A group that has advocated for the bills applauded the attention they’ve received in Congress, casting it as a victory for younger workers who use internships as steppingstones to the labor market. “It’s important for young people to have recourse if they’re harassed or discriminated against in the workplace,” said Reid Setzer, policy analyst for Young Invincibles.
It appears unlikely that Congress in its current form would pass a law extending intern protections across the private sector as a whole. Republicans generally oppose new workforce regulations and retain comfortable majorities in the House of Representatives and the Senate. The U.S. Chamber of Commerce, which frequently lobbies against new regulations in the workplace, did not respond to requests for comment about the legislation. An official with the Society for Human Resource Management said the organization does “not have a formal position on the bill” and is reviewing the text.
Still, Ross Perlin, author of the critically acclaimed book "Intern Nation," said the introduction of the bills marks a positive development for a growing slice of the labor force.
“This is not an abstract argument,” Perlin said. “There have been numerous cases of interns trying to sue their supervisors, largely over sexual harassment. And in those cases, courts have told interns they lack standing because they’re not employees.”
Most interns are women — according to a 2010 study from consulting firm Intern Bridge, 77 percent of unpaid internships are filled by women. Moreover, Perlin noted, the power dynamics of unpaid internships can draw workers into potentially uncomfortable and exploitative situations with their bosses.
He pointed to the several jurisdictions in the United States that have addressed the harassment loophole with legislation of their own. So far, California, New York, Oregon, Connecticut, Maryland, Illinois, Washington, D.C., and New York City have all passed laws extending anti-harassment protections to interns. “There’s building momentum around this totally clear and shocking issue,” Perlin said.
Not everyone is as pleased with the proposed legislation.
Eric Glatt is a lawyer and a former unpaid intern on the set of the film “Black Swan” who helped bring a landmark class-action lawsuit against Fox Searchlight, accusing the film company of widespread wage theft. He said the slew of congressional legislation is well-intentioned, but may not go far enough.
The way the bill that covers the private sector defines intern — “an individual who performs uncompensated voluntary service for an employer, to earn credit awarded by an educational institution or to learn a trade or occupation” — could have the unintended consequence of excluding certain people from protections.

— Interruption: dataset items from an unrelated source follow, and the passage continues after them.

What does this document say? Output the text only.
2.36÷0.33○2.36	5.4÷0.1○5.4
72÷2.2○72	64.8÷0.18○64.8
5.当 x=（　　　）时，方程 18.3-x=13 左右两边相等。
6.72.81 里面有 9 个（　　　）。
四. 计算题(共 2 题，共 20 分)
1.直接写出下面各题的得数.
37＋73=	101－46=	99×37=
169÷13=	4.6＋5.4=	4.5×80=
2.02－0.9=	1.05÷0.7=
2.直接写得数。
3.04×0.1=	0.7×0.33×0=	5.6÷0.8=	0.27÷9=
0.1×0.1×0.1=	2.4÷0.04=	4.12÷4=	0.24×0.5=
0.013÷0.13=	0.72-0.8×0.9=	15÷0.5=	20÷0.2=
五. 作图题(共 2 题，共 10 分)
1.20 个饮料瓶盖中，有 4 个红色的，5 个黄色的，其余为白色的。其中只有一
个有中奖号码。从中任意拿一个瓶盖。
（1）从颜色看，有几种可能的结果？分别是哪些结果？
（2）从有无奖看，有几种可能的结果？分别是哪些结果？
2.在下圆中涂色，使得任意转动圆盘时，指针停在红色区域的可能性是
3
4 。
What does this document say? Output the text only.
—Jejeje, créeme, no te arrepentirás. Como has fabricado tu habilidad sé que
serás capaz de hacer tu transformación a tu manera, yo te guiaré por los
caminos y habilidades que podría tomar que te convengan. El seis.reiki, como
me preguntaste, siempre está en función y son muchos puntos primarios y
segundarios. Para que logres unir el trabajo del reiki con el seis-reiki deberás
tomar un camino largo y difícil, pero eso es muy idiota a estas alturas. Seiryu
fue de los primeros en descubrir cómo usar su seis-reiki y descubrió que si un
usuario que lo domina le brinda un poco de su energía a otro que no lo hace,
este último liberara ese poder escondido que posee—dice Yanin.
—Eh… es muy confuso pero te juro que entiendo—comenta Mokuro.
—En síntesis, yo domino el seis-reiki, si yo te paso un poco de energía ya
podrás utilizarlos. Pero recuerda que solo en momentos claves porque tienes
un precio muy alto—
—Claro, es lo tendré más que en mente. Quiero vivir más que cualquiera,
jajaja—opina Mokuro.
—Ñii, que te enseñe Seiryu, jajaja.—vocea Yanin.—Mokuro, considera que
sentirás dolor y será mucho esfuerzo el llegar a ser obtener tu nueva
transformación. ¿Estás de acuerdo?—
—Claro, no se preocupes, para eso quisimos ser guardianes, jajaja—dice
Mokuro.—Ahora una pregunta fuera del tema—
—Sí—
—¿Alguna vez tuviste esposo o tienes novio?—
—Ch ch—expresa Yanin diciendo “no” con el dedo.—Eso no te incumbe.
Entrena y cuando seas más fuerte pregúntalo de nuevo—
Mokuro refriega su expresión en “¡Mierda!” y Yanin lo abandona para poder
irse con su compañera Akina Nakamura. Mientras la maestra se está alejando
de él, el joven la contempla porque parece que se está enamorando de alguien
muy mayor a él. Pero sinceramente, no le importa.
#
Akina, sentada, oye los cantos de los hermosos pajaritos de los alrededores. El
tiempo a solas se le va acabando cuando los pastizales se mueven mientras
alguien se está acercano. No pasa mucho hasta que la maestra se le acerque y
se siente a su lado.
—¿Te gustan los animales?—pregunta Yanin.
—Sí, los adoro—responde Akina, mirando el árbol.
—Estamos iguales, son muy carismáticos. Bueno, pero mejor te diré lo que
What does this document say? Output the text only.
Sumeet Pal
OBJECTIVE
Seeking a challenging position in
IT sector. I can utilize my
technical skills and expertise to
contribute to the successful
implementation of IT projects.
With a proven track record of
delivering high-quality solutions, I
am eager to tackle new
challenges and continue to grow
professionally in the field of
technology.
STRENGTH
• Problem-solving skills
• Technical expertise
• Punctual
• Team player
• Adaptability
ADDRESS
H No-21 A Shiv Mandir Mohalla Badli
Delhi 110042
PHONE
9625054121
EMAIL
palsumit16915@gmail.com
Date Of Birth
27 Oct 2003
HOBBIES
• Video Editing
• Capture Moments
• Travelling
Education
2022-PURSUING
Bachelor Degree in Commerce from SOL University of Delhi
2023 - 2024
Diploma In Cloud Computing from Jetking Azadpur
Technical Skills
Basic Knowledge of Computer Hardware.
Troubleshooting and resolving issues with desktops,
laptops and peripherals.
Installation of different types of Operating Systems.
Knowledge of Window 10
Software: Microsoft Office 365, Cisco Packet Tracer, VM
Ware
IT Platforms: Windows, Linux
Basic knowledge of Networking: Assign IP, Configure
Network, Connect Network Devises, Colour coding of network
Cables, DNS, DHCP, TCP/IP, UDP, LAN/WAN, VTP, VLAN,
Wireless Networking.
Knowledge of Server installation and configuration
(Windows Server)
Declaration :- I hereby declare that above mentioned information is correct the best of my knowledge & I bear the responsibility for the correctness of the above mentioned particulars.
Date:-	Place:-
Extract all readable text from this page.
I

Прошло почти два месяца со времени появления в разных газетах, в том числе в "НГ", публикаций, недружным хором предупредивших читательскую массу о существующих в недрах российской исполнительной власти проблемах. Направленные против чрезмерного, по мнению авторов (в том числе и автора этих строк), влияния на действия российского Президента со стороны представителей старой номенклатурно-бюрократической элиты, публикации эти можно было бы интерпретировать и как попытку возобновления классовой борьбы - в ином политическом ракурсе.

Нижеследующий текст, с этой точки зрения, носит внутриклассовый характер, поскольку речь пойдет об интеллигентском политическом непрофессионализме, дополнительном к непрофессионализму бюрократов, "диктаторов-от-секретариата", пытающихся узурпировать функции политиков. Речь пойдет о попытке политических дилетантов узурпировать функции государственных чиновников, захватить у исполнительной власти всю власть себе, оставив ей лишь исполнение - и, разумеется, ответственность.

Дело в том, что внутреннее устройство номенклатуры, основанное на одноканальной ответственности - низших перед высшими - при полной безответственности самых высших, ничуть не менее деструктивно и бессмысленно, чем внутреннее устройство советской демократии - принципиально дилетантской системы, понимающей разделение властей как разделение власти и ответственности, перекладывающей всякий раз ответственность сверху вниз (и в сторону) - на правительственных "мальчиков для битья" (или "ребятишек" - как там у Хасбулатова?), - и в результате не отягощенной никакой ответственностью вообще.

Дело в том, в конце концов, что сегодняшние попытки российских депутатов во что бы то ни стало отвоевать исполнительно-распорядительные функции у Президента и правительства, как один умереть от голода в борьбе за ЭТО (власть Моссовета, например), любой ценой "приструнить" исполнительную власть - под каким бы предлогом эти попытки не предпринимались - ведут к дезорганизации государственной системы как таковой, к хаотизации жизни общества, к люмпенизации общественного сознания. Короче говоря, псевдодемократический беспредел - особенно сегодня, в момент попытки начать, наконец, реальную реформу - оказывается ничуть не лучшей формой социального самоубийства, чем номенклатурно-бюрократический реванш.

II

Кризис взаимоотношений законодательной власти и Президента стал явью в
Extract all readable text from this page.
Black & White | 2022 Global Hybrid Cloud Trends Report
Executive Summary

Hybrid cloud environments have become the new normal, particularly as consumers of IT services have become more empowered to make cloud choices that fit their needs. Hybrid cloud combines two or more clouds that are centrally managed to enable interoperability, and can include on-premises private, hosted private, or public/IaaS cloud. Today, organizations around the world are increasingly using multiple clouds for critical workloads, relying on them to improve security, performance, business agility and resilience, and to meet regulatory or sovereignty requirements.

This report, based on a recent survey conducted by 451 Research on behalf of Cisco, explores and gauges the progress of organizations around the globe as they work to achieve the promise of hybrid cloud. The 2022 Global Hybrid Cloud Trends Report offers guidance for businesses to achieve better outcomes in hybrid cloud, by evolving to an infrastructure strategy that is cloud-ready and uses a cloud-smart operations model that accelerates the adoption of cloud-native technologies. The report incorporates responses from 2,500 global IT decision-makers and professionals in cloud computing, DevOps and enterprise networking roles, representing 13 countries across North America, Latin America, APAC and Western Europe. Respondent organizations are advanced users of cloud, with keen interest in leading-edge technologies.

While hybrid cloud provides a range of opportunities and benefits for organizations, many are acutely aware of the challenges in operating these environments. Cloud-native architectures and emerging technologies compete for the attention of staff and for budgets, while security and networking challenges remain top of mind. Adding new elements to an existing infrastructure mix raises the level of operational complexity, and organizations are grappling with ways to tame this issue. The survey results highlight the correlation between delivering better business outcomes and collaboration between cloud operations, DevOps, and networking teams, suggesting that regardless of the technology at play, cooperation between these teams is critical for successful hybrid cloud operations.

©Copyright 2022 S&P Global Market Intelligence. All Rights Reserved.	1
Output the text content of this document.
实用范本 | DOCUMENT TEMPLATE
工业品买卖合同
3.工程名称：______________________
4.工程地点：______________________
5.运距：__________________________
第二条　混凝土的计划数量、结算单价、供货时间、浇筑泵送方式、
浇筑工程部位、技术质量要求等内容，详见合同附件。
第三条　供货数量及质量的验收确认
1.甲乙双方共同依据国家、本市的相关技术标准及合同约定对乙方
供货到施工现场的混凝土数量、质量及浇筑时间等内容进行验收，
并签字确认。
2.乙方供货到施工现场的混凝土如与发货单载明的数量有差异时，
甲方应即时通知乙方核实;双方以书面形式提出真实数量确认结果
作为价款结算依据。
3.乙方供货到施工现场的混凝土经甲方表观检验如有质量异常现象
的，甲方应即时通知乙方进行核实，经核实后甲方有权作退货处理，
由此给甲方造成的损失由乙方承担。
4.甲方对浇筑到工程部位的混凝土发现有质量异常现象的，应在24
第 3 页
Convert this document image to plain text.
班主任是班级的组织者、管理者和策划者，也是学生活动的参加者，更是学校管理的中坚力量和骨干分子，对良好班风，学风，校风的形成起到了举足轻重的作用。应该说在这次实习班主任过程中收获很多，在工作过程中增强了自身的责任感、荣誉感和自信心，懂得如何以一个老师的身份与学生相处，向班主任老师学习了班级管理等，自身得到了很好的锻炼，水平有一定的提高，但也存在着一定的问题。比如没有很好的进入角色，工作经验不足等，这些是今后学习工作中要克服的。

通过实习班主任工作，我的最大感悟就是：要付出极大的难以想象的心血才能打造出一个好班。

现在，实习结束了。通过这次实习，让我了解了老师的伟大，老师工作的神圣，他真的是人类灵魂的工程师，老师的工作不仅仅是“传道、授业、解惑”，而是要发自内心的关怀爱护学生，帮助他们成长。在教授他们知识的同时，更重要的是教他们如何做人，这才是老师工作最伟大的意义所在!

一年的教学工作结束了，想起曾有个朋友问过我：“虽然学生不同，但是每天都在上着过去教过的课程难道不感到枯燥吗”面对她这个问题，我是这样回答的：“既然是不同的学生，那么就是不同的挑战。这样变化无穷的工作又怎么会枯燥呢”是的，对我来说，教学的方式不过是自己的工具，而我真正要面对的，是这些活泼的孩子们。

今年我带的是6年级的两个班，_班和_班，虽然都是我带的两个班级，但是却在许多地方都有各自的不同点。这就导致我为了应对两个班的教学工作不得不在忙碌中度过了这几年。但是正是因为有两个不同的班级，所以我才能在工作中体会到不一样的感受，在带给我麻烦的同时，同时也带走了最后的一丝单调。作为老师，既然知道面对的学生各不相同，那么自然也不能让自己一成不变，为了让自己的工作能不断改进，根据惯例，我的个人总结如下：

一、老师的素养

“I think the definition of intern doesn’t reflect the reality of the current intern labor marketplace,” Glatt said. “A lot of interns aren’t there to learn, they’re there to work and get their foot in the door.”
Companies sometimes misclassify workers as interns in order to save on labor costs. Under the current text of the legislation, Glatt worried, someone who’s classified as an intern by their boss but doesn’t meet the bill’s definition could be excluded from coverage. The U.S. Department of Labor has a six-point test to determine when unpaid internships are allowed, but employers often violate it, Glatt noted.
Ross Perlin also bemoaned the lack of adequate wage protections for interns, but called the bill an “important first step” for securing “intern rights.”
Congressman Bobby Scott, who also serves as the ranking member on the House Committee on Education and the Workforce, applauded House Speaker Paul Ryan for allowing a vote on the federal intern bill last week. “Given the unanimous adoption of the Federal Intern Protection Act, perhaps it will persuade our committee leadership to take up H.R. 3232, the Unpaid Intern Protection Act,” he said.